John Muir est écossais. Il émigre aux Etats-Unis, plus précisément dans le Wisconsin, avec sa famille, il a une dizaine d'années. Il fait des études de botanique et exerce de nombreux métiers ce qui lui permet de voyager. C'est un explorateur, un botaniste, un écrivain du XIXe siècle, un humaniste, un écologiste. Il a rencontré, entre autres Ralph Waldo Emerson et Henry David Thoreau, deux autres amoureux de la nature.
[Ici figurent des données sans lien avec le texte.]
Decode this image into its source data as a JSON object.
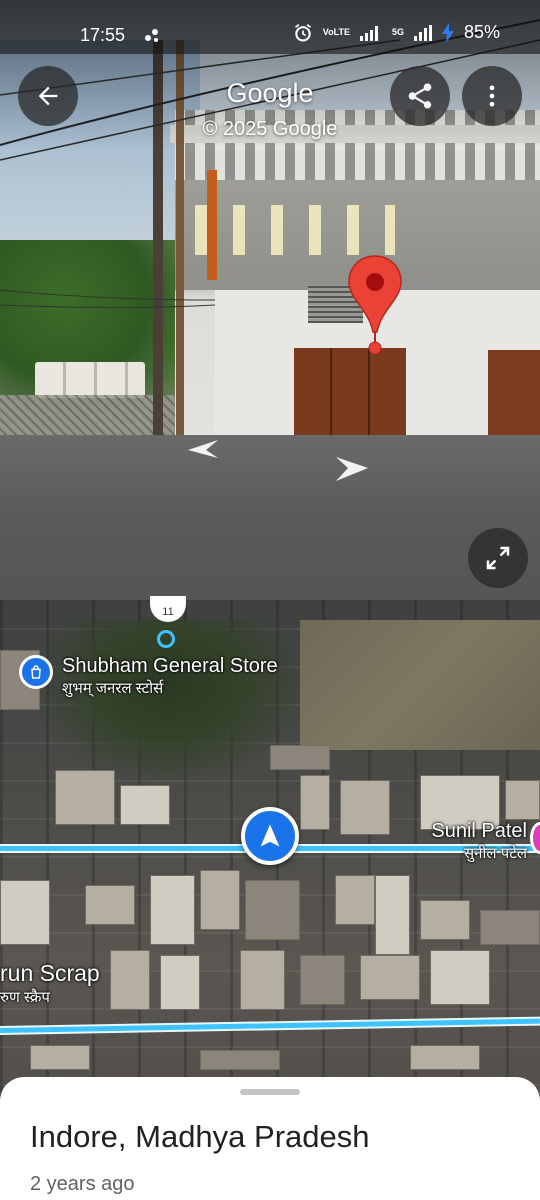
{
  "status_bar": {
    "time": "17:55",
    "battery": "85%",
    "icons": [
      "signal-share-icon",
      "alarm-icon",
      "volte-icon",
      "signal-bars-icon",
      "5g-signal-icon",
      "charging-icon"
    ],
    "network_labels": {
      "volte": "VoLTE",
      "fiveg": "5G"
    }
  },
  "street_view": {
    "title": "Google",
    "copyright": "© 2025 Google",
    "buttons": {
      "back": "back-arrow-icon",
      "share": "share-icon",
      "more": "more-vert-icon",
      "expand": "expand-icon"
    }
  },
  "map": {
    "pois": {
      "shubham": {
        "name": "Shubham General Store",
        "name_hi": "शुभम् जनरल स्टोर्स"
      },
      "sunil": {
        "name": "Sunil Patel",
        "name_hi": "सुनील पटेल"
      },
      "arun": {
        "name": "run Scrap",
        "name_hi": "रुण स्क्रैप"
      }
    },
    "transit_badge": "11"
  },
  "sheet": {
    "title": "Indore, Madhya Pradesh",
    "subtitle": "2 years ago"
  },
  "colors": {
    "accent": "#1a73e8",
    "pin": "#ea4335",
    "road": "#3ec3ff"
  }
}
"Célébrations de la nature" réunit différents textes publiés dans les journaux américains. Et je me suis plongée dedans avec bonheur. Son style proche de la nature rend vie à un monde qui a malheureusement et pratiquement disparu. "Là je ralentis mon ardeur, car je buvais le vent résiné, épicé, et parce que, sous les branches de cet arbre imposant j'avais le sentiment d'être de retour chez moi sans dommage." John Muir dévoile devant mes yeux ébahis et émerveillés la nature encore sauvage des Etats-Unis. Il témoigne de la géologie des sols, des hivers glaciaires, des montagnes et des vallées, des gorges et des cavités, de la faune et de la flore qui se renouvellent. de la poussières, des cendres, du passé mouvementé de ce grand pays. Les animaux sauvages qui ne connaissent pas encore l'homme et qui ne se méfient pas se laissent approcher. Il a devant les yeux une énorme bibliothèque géologique.
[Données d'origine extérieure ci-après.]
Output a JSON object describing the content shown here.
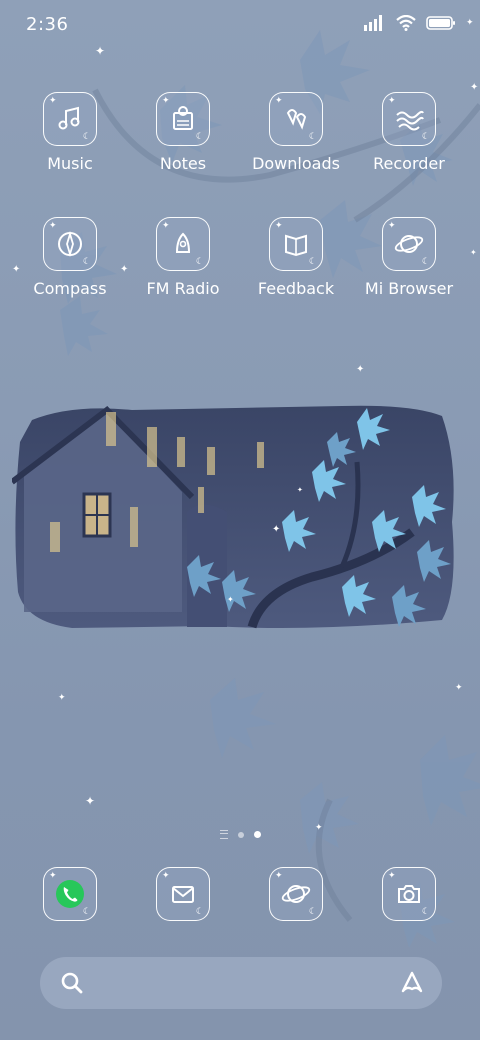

J'ai volé avec le Cingle d'Amérique et écouté sa voix moelleuse, flûtée, j'ai fréquenté l'écureuil de Douglas. J'ai escaladé les montagnes de la Sierra où j'ai rencontré le mouton sauvage. J'ai assisté à d'immenses brasiers rugissants. J'ai fureté dans la forêt géante de la Kaweah.
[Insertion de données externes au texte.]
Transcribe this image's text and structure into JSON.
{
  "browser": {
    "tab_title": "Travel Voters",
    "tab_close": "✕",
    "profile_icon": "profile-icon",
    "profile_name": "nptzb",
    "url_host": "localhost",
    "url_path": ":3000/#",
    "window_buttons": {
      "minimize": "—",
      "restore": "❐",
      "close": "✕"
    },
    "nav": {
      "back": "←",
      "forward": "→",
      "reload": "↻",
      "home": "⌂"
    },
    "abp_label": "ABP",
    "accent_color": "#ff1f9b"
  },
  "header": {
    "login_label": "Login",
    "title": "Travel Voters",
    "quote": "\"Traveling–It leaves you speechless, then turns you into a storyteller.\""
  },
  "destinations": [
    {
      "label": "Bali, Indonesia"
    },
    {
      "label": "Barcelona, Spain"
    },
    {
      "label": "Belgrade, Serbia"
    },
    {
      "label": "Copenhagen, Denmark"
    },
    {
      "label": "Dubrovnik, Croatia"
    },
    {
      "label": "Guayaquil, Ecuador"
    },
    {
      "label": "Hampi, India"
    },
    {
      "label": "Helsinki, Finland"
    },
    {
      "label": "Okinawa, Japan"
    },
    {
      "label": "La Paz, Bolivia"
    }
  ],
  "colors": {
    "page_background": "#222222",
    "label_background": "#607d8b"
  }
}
Même si la nature est résiliente, les outrages des hommes ont détruit une grande partie de ce patrimoine. John Muir voyait déjà la catastrophe climatique. "Malgré tout le gâchis et le saccage incontrôlés ainsi perpétrés, tel un véritable ouragan, depuis plus de deux siècles, il n'est pas trop tard - même s'il est grand temps - pour le gouvernement d'entamer une administration rationnelle des forêts." Il semble ne pas avoir été écouté.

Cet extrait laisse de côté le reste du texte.